Has Hun Sen won the battle and the war?

In this picture taken on October 26, 2015, Cambodian Prime Minister Hun Sen leaves after a meeting with the French president at the Elysee Palace in Paris. (AFP Photo/Alain Jocard)

Cambodian Prime Minister Hun Sen’s crackdown on his critics have taken a turn for the worse as opposition parliamentarians have fled the country for fear of being incarcerated like their opposition leader, Kem Sokha.

Hun Sen’s actions came amidst fears that his 32-year rule in the country might end due to increased support for the opposition. But after a commando-like swoop against the leader of the main opposition party, the CNRP (Cambodian National Rescue Party) earlier this month, the opposition has seemingly weakened.

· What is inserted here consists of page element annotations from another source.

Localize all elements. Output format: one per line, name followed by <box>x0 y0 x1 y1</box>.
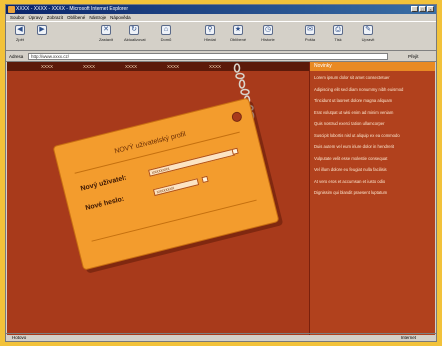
news-text: Tincidunt ut laoreet dolore magna aliqua… <box>314 98 393 103</box>
news-item[interactable]: Duis autem vel eum iriure dolor in hendr… <box>314 144 431 150</box>
site-nav-item[interactable]: XXXX <box>27 62 67 71</box>
edit-button[interactable]: ✎ Upravit <box>358 25 378 49</box>
mail-button[interactable]: ✉ Pošta <box>300 25 320 49</box>
form-title: NOVÝ uživatelský profil <box>113 130 187 156</box>
forward-arrow-icon: ▶ <box>37 25 47 35</box>
print-button[interactable]: ⎙ Tisk <box>328 25 348 49</box>
news-item[interactable]: Adipiscing elit sed diam nonummy nibh eu… <box>314 87 431 93</box>
zone-text: Internet <box>400 335 416 340</box>
news-item[interactable]: At vero eros et accumsan et iusto odio <box>314 179 431 185</box>
news-text: Adipiscing elit sed diam nonummy nibh eu… <box>314 86 404 92</box>
window-controls: _ □ × <box>411 6 434 12</box>
news-text: Quis nostrud exerci tation ullamcorper <box>314 121 385 126</box>
page-viewport: XXXX XXXX XXXX XXXX XXXX NOVÝ uživatelsk… <box>7 62 435 335</box>
stop-icon: ✕ <box>101 25 111 35</box>
password-label: Nové heslo: <box>84 195 125 213</box>
site-nav-item[interactable]: XXXX <box>111 62 151 71</box>
status-bar: Hotovo Internet <box>6 333 436 341</box>
close-button[interactable]: × <box>427 6 434 12</box>
forward-button[interactable]: ▶ <box>32 25 52 49</box>
history-button[interactable]: ◷ Historie <box>258 25 278 49</box>
go-button[interactable]: Přejít <box>408 53 432 60</box>
news-text: Lorem ipsum dolor sit amet consectetuer <box>314 75 390 80</box>
site-nav: XXXX XXXX XXXX XXXX XXXX <box>7 62 309 71</box>
maximize-button[interactable]: □ <box>419 6 426 12</box>
news-item[interactable]: Vel illum dolore eu feugiat nulla facili… <box>314 167 431 173</box>
back-arrow-icon: ◀ <box>15 25 25 35</box>
news-item[interactable]: Erat volutpat ut wisi enim ad minim veni… <box>314 110 431 116</box>
ie-logo-icon <box>8 6 15 13</box>
menu-view[interactable]: Zobrazit <box>47 14 63 21</box>
address-label: Adresa <box>9 54 24 59</box>
news-text: Dignissim qui blandit praesent luptatum <box>314 190 388 195</box>
site-nav-item[interactable]: XXXX <box>153 62 193 71</box>
address-bar: Adresa http://www.xxxx.cz/ Přejít <box>6 52 436 62</box>
menu-tools[interactable]: Nástroje <box>89 14 106 21</box>
password-checkbox[interactable] <box>201 175 209 184</box>
news-item[interactable]: Quis nostrud exerci tation ullamcorper <box>314 121 431 127</box>
username-label: Nový uživatel: <box>79 174 128 193</box>
search-icon: ⚲ <box>205 25 215 35</box>
history-icon: ◷ <box>263 25 273 35</box>
stop-button[interactable]: ✕ Zastavit <box>96 25 116 49</box>
window-title: XXXX - XXXX - XXXX - Microsoft Internet … <box>16 6 128 12</box>
title-bar: XXXX - XXXX - XXXX - Microsoft Internet … <box>6 5 436 14</box>
password-field[interactable]: xxxxxxxx <box>152 178 200 197</box>
divider <box>91 199 257 242</box>
status-text: Hotovo <box>12 335 27 340</box>
news-item[interactable]: Tincidunt ut laoreet dolore magna aliqua… <box>314 98 431 104</box>
toolbar: ◀ Zpět ▶ ✕ Zastavit ↻ Aktualizovat ⌂ Domů ⚲ H… <box>6 21 436 51</box>
news-sidebar: Novinky Lorem ipsum dolor sit amet conse… <box>309 62 435 335</box>
menu-bar: Soubor Úpravy Zobrazit Oblíbené Nástroje… <box>6 14 436 21</box>
news-item[interactable]: Dignissim qui blandit praesent luptatum <box>314 190 431 196</box>
back-button[interactable]: ◀ Zpět <box>10 25 30 49</box>
news-text: Duis autem vel eum iriure dolor in hendr… <box>314 144 395 149</box>
menu-edit[interactable]: Úpravy <box>29 14 43 21</box>
menu-file[interactable]: Soubor <box>10 14 25 21</box>
news-text: At vero eros et accumsan et iusto odio <box>314 178 386 184</box>
edit-icon: ✎ <box>363 25 373 35</box>
print-icon: ⎙ <box>333 25 343 35</box>
refresh-button[interactable]: ↻ Aktualizovat <box>124 25 146 49</box>
username-field[interactable]: xxxxxxxx <box>148 148 236 177</box>
site-nav-item[interactable]: XXXX <box>69 62 109 71</box>
menu-favorites[interactable]: Oblíbené <box>67 14 85 21</box>
minimize-button[interactable]: _ <box>411 6 418 12</box>
home-icon: ⌂ <box>161 25 171 35</box>
search-button[interactable]: ⚲ Hledat <box>200 25 220 49</box>
news-item[interactable]: Vulputate velit esse molestie consequat <box>314 156 431 162</box>
browser-window: XXXX - XXXX - XXXX - Microsoft Internet … <box>5 4 437 342</box>
mail-icon: ✉ <box>305 25 315 35</box>
username-checkbox[interactable] <box>231 147 239 155</box>
sidebar-header: Novinky <box>310 62 435 71</box>
profile-tag-card: NOVÝ uživatelský profil Nový uživatel: x… <box>52 97 280 271</box>
news-item[interactable]: Lorem ipsum dolor sit amet consectetuer <box>314 75 431 81</box>
tag-hole <box>230 110 243 123</box>
news-list: Lorem ipsum dolor sit amet consectetuer … <box>310 71 435 196</box>
home-button[interactable]: ⌂ Domů <box>156 25 176 49</box>
address-input[interactable]: http://www.xxxx.cz/ <box>28 53 388 60</box>
refresh-icon: ↻ <box>129 25 139 35</box>
news-text: Vulputate velit esse molestie consequat <box>314 155 388 161</box>
news-text: Vel illum dolore eu feugiat nulla facili… <box>314 167 387 172</box>
news-text: Erat volutpat ut wisi enim ad minim veni… <box>314 109 394 115</box>
site-nav-item[interactable]: XXXX <box>195 62 235 71</box>
news-item[interactable]: Suscipit lobortis nisl ut aliquip ex ea … <box>314 133 431 139</box>
news-text: Suscipit lobortis nisl ut aliquip ex ea … <box>314 132 400 138</box>
favorites-button[interactable]: ★ Oblíbené <box>228 25 248 49</box>
menu-help[interactable]: Nápověda <box>110 14 131 21</box>
favorites-icon: ★ <box>233 25 243 35</box>
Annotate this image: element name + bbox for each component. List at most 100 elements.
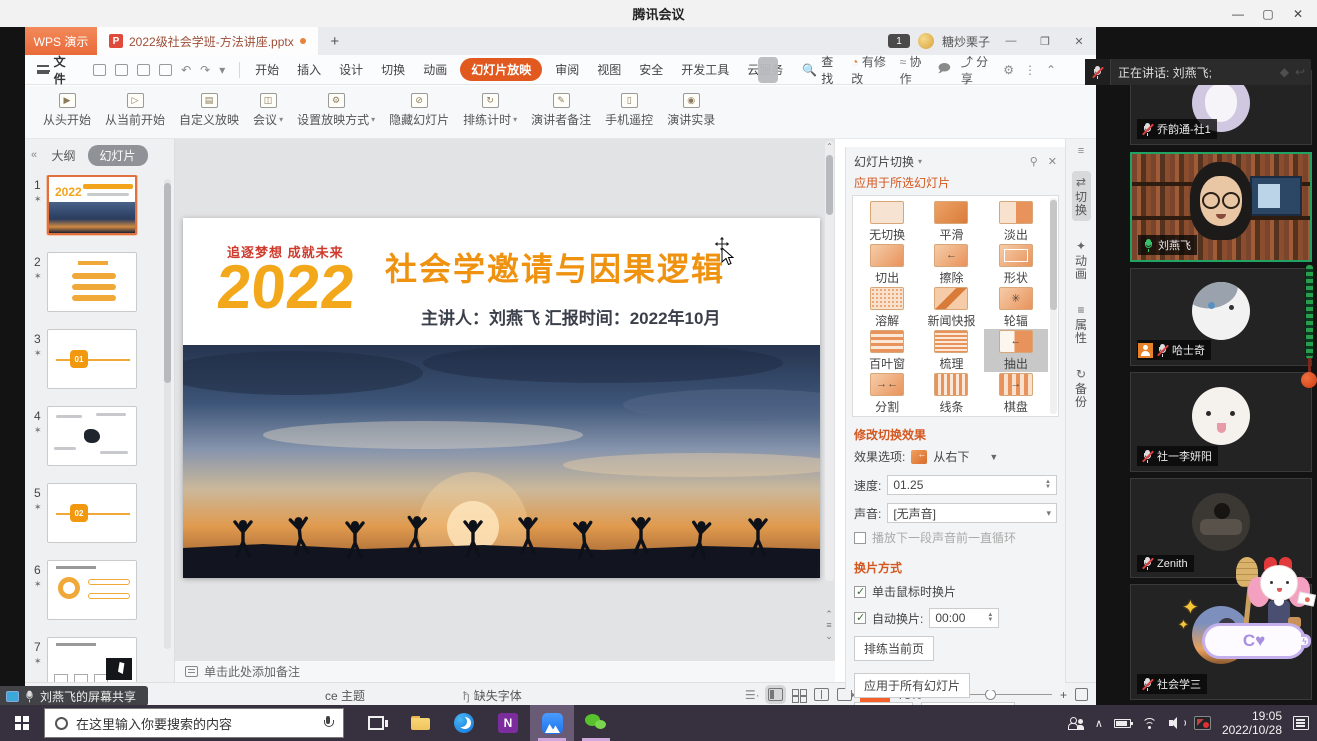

“The CNRP is without leadership and unable to prepare for the upcoming election. Our colleagues are under constant threats and security risks,” said Monovithya Kem, daughter and fellow opposition (MP) Member of Parliament in an exclusive email interview with The ASEAN Post.

Cambodians are due to head for the polls next year and if recent local elections serve as any form of a barometer, it was very likely that the fledgling democracy might see a new leadership under the CNRP.

However, it now seems like the integrity of the future elections is damaged and the only glimmer of restoration lies in the release of Sokha.

“Kem Sokha's arrest adversely and severely affects the electoral process in Cambodia,” his daughter said before adding that, “his arrest also demoralises voters as it shows that the ruling government is not allowing a fair electoral process.”

Just last week, the opposition stalwart was denied bail by the judiciary whom many, including international human rights groups like Amnesty International and Human Rights Watch, consider biased as the country remains under the thumb of Hun Sen.

Cambodian policy analyst, Sophal Ear said in an email reply to The ASEAN Post, “no thinking person can see this as free and fair environment,” when asked to comment on the court’s decision to not grant bail to Sokha.

Hun Sen’s campaign against the opposition leader is detrimental to the already fractious nature of Cambodian politics. This is not the first instance of oppression by his regime as there have been many more reported over his three-decade rule.

Timeline of Hun Sen's 32-year rule.

The clampdowns on opposition voices are likely to have a divided impact on the economic stability of the country which relies primarily on tourism. While the political instability might create an uncertain economic environment, Phnom Penh can turn yearningly to Beijing for continued economic support.

Hun Sen has demonstrated in the past that he isn’t shy to be critical of the West, especially the US – which has been equally critical of his human rights records – and throws his weight behind China who has been generous in providing economic aid to this frontier economy.

With Washington slowly diminishing presence in the region following its departure from the TPP (Trans-Pacific Partnership), Beijing looks poised to fill the void by backing the RCEP (Regional Comprehensive Economic Partnership).

“The TPP was designed to contain China by keeping members primarily in the American economic orbit. Without the US, perhaps TPP’s major strategic benefit has evaporated. This in turn feeds RCEP,” said Professor of Politics at East China Normal University, Josef Gregory Mahoney, when contacted by The ASEAN Post.

RCEP is set to complement Beijing’s grandiose BRI (Belt Road Initiative) strategy which would see an expansion of its economic prowess. According to a study released by Singapore based ISEAS – Yusof Ishak Institute, “Cambodia is capitalising on the BRI to concretise its development priorities.” The study also reported that Beijing will be aiding the frontier economy in seven key areas: “infrastructure, agriculture, capacity building, special economic zone development, culture and tourism, finance, and eco-environmental protection.”

With Hun Sen looking enamoured by lucrative Chinese investments, it seems that more than ever, he will continue to do what it takes to stay in power. Sokha’s imprisonment serves as a warning to all others who seek to defy him. At the current state, his warning shot seems to have worked unless the CNRP has another trick up its sleeve.